Change.org is an open petition platform. Anyone can use our platform regardless of who they are, where they live, and what they believe.

We do not have a position or endorse any petitions on our platform, which means the true power of Change.org is with the millions of people who use the platform every day. We are open because we believe the world is a better place when a wide range of people can stand up and speak out. That’s one of the reasons why more than 15 million people have experienced victory on Change.org.

Whether it's a mother fighting bullying in her daughter's school, customers pressing banks to drop unfair fees or citizens holding corrupt officials to account, all Change.org petitions have one thing in common: they are driven by very different people who all believe change is possible.

We believe the world will be a better place if more people embrace that vision, so we hope you’ll join us!

Different points of view

We’re an online platform for petitions—not an advocacy organization—which means we empower people everywhere to create the change they want to see.

Our openness is why you’ll see an extremely wide range of petitions on Change.org.

Local to global

There are tens of thousands of petitions started by people trying to change their communities—locally, nationally, and globally.

Fairfax County Zoning Board: Allow Mr. Grapin and his two boys keep their tree house
Cameron Dunbar-Yamaguchi
Portland, OR
United Nations: Stop the Nigerian senate from making under-age marriage the law
E. Awa
Musica Mahala, Serbia
Politics to entertainment

There are petitions about political, social, and economic issues, and petitions about entertainment, sports, and popular culture.

Secretary Clinton: Publicly support Saudi women’s right to drive

Saudi Women for Driving
Riyadh, Saudi Arabia
Warner Bros. Studio: Remove Ben Affleck as Batman/Bruce Wayne in the Superman & Batman movies
John Roden
Bellevue, KY
Individuals and organizations

There are petitions started by everyday people, grassroots organizations, and multinational institutions.

Governor Quinn: Don’t Let Big Plastic Bully Me!

Abby Goldberg
Grayslake, IL
Presidents Vladimir Putin and Barack Obama: Don’t Let Syria Down
Oxfam
Political diversity

There are petitions from all sides of the political spectrum.

President Obama: FEMA’s first responders to Hurricane Sandy deserve federal health care benefits
Dena Patrick
Apex, NC
US Department of Labor: Don’t hurt hardworking moms with costly regulations!

Rhea Lana Riner
Conway, AR
Opposing positions

There are even petitions on opposing sides of one issue.

Oxygen Media and DiGa Vision: Cancel Shawty Lo’s show, “All My Babies’ Mamas”
No Oxygen Coalition
New York, NY
Oxygen Network: Put Shawty Lo and Baby Mamas back on the air!

Kali Bowyer
Hilton Head Island, SC

Because we allow anyone to use our platform, everyone will find petitions on our platform with which they strongly disagree. While this can be uncomfortable at times, we see our openness as a sign of strength and a core part of building a world where creating change is a part of everyday life.
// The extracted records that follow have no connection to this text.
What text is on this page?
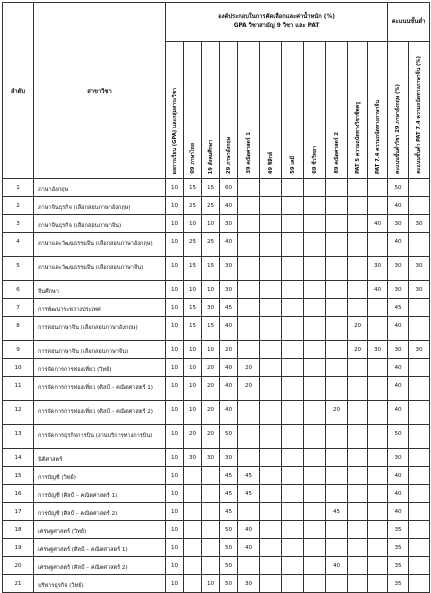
ลำดับ	สาขาวิชา	องค์ประกอบในการคัดเลือกและค่าน้ำหนัก (%)
GPA วิชาสามัญ 9 วิชา และ PAT											คะแนนขั้นต่ำ	
		ผลการเรียน (GPA) และกลุ่มสาระวิชา	09 ภาษาไทย	19 สังคมศึกษา	29 ภาษาอังกฤษ	39 คณิตศาสตร์ 1	49 ฟิสิกส์	59 เคมี	69 ชีววิทยา	89 คณิตศาสตร์ 2	PAT 5 ความถนัดทางวิชาชีพครู	PAT 7.4 ความถนัดทางภาษาจีน	คะแนนขั้นต่ำวิชา 29 ภาษาอังกฤษ (%)	คะแนนขั้นต่ำ PAT 7.4 ความถนัดทางภาษาจีน (%)
1	ภาษาอังกฤษ	10	15	15	60								50	
2	ภาษาจีนธุรกิจ (เลือกสอบภาษาอังกฤษ)	10	25	25	40								40	
3	ภาษาจีนธุรกิจ (เลือกสอบภาษาจีน)	10	10	10	30							40	30	30
4	ภาษาและวัฒนธรรมจีน (เลือกสอบภาษาอังกฤษ)	10	25	25	40								40	
5	ภาษาและวัฒนธรรมจีน (เลือกสอบภาษาจีน)	10	15	15	30							30	30	30
6	จีนศึกษา	10	10	10	30							40	30	30
7	การพัฒนาระหว่างประเทศ	10	15	30	45								45	
8	การสอนภาษาจีน (เลือกสอบภาษาอังกฤษ)	10	15	15	40						20		40	
9	การสอนภาษาจีน (เลือกสอบภาษาจีน)	10	10	10	20						20	30	30	30
10	การจัดการการท่องเที่ยว (วิทย์)	10	10	20	40	20							40	
11	การจัดการการท่องเที่ยว (ศิลป์ – คณิตศาสตร์ 1)	10	10	20	40	20							40	
12	การจัดการการท่องเที่ยว (ศิลป์ – คณิตศาสตร์ 2)	10	10	20	40					20			40	
13	การจัดการธุรกิจการบิน (งานบริการทางการบิน)	10	20	20	50								50	
14	นิติศาสตร์	10	30	30	30								30	
15	การบัญชี (วิทย์)	10			45	45							40	
16	การบัญชี (ศิลป์ – คณิตศาสตร์ 1)	10			45	45							40	
17	การบัญชี (ศิลป์ – คณิตศาสตร์ 2)	10			45					45			40	
18	เศรษฐศาสตร์ (วิทย์)	10			50	40							35	
19	เศรษฐศาสตร์ (ศิลป์ – คณิตศาสตร์ 1)	10			50	40							35	
20	เศรษฐศาสตร์ (ศิลป์ – คณิตศาสตร์ 2)	10			50					40			35	
21	บริหารธุรกิจ (วิทย์)	10		10	50	30							35	
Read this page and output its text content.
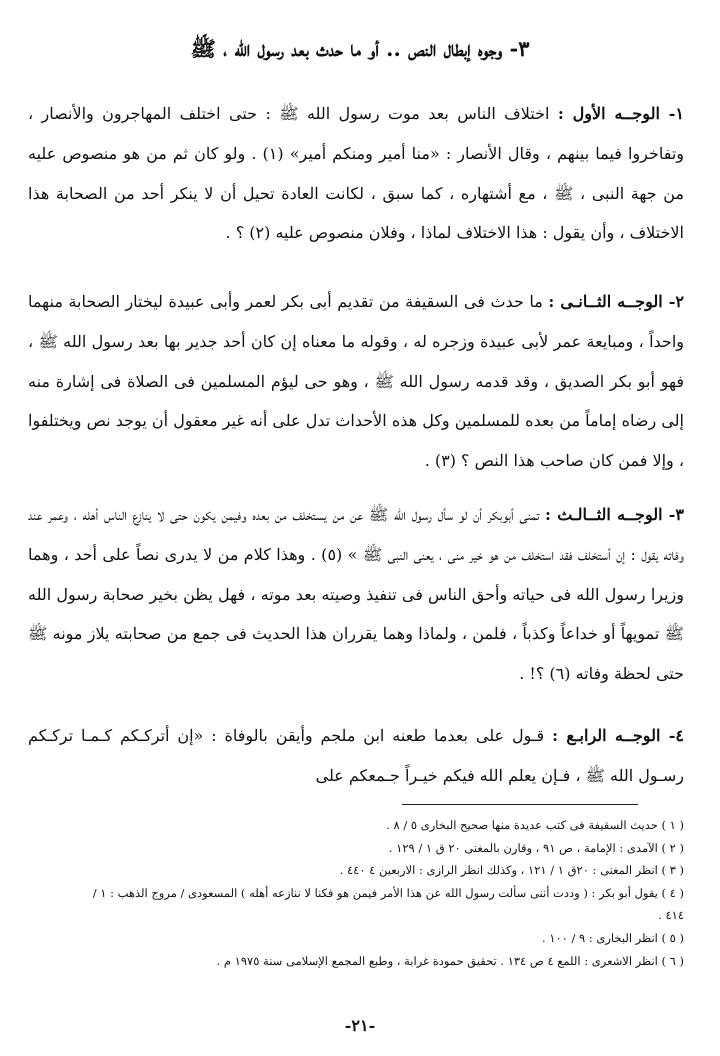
٣- وجوه إبطال النص .. أو ما حدث بعد رسول الله ، ﷺ

١- الوجــه الأول : اختلاف الناس بعد موت رسول الله ﷺ : حتى اختلف المهاجرون والأنصار ، وتفاخروا فيما بينهم ، وقال الأنصار : «منا أمير ومنكم أمير» (١) . ولو كان ثم من هو منصوص عليه من جهة النبى ، ﷺ ، مع أشتهاره ، كما سبق ، لكانت العادة تحيل أن لا ينكر أحد من الصحابة هذا الاختلاف ، وأن يقول : هذا الاختلاف لماذا ، وفلان منصوص عليه (٢) ؟ .

٢- الوجــه الثــانـى : ما حدث فى السقيفة من تقديم أبى بكر لعمر وأبى عبيدة ليختار الصحابة منهما واحداً ، ومبايعة عمر لأبى عبيدة وزجره له ، وقوله ما معناه إن كان أحد جدير بها بعد رسول الله ﷺ ، فهو أبو بكر الصديق ، وقد قدمه رسول الله ﷺ ، وهو حى ليؤم المسلمين فى الصلاة فى إشارة منه إلى رضاه إماماً من بعده للمسلمين وكل هذه الأحداث تدل على أنه غير معقول أن يوجد نص ويختلفوا ، وإلا فمن كان صاحب هذا النص ؟ (٣) .

٣- الوجــه الثــالـث : تمنى أبوبكر أن لو سأل رسول الله ﷺ عن من يستخلف من بعده وفيمن يكون حتى لا ينازع الناس أهله ، وعمر عند وفاته يقول : إن أستخلف فقد استخلف من هو خير منى ، يعنى النبى ﷺ » (٥) . وهذا كلام من لا يدرى نصاً على أحد ، وهما وزيرا رسول الله فى حياته وأحق الناس فى تنفيذ وصيته بعد موته ، فهل يظن بخير صحابة رسول الله ﷺ تمويهاً أو خداعاً وكذباً ، فلمن ، ولماذا وهما يقرران هذا الحديث فى جمع من صحابته يلاز مونه ﷺ حتى لحظة وفاته (٦) ؟! .

٤- الوجــه الرابـع : قـول على بعدما طعنه ابن ملجم وأيقن بالوفاة : «إن أتركـكم كـمـا تركـكم رسـول الله ﷺ ، فـإن يعلم الله فيكم خيـراً جـمعكم على

( ١ ) حديث السقيفة فى كتب عديدة منها صحيح البخارى ٥ / ٨ .
( ٢ ) الآمدى : الإمامة ، ص ٩١ ، وقارن بالمغنى ٢٠ ق ١ / ١٢٩ .
( ٣ ) انظر المغنى : ٢٠ق ١ / ١٢١ ، وكذلك انظر الرازى : الاربعين ٤ ٤٤٠ .
( ٤ ) يقول أبو بكر : ( وددت أننى سألت رسول الله عن هذا الأمر فيمن هو فكنا لا ننازعه أهله ) المسعودى / مروج الذهب : ١ / ٤١٤ .
( ٥ ) انظر البخارى : ٩ / ١٠٠ .
( ٦ ) انظر الاشعرى : اللمع ٤ ص ١٣٤ . تحقيق حمودة غرابة ، وطبع المجمع الإسلامى سنة ١٩٧٥ م .
-٢١-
Frequently asked questions

Does Change.org endorse any of the campaigns on the site?

No, Change.org does not endorse the petitions launched on our site. We are an online platform for petitions, not an advocacy organization.

Does being an open platform mean Change.org doesn’t remove any petitions from the site?
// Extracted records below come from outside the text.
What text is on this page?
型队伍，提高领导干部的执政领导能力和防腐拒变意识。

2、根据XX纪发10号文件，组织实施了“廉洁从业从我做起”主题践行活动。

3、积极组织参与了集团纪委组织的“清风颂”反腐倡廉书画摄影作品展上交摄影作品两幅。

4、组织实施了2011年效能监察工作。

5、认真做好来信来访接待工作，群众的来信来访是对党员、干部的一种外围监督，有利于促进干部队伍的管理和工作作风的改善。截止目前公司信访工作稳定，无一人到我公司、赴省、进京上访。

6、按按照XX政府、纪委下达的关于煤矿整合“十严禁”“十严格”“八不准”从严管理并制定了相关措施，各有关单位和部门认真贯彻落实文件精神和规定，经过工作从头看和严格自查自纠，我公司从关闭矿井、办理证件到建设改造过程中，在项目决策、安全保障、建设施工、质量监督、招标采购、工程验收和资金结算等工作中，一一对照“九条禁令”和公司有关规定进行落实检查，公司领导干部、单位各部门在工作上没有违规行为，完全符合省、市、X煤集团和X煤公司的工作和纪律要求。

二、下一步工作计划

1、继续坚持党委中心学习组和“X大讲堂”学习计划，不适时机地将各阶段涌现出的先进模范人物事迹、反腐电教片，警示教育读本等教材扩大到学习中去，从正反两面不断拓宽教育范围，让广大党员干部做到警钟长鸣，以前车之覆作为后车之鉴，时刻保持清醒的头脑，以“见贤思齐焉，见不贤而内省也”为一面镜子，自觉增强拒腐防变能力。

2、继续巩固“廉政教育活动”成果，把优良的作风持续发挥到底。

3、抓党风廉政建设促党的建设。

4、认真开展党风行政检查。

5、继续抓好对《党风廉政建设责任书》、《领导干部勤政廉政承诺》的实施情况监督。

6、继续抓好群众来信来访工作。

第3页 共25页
As an open platform we house an extremely wide range of views, including perspectives that some may strongly disagree with or find offensive. Change.org is a platform for open and robust debate, so we avoid censoring content on the site.

However, like other prominent online platforms, we do remove certain content which clearly violates our our Community Guidelines including hate speech and the incitement of violence.

Has Change.org always been an open platform?

Change.org is a technology startup and, like most startups, we have evolved significantly since our early days. Change.org was started in 2007 and for our first few years, we experimented with online social fundraising, blogging and group volunteerism in an effort to empower people to create change. We always had an open petition platform as one of many features, and in 2010 Change.org was rebuilt around the petition tool. We have been deepening our commitment to empower people everywhere to create change ever since.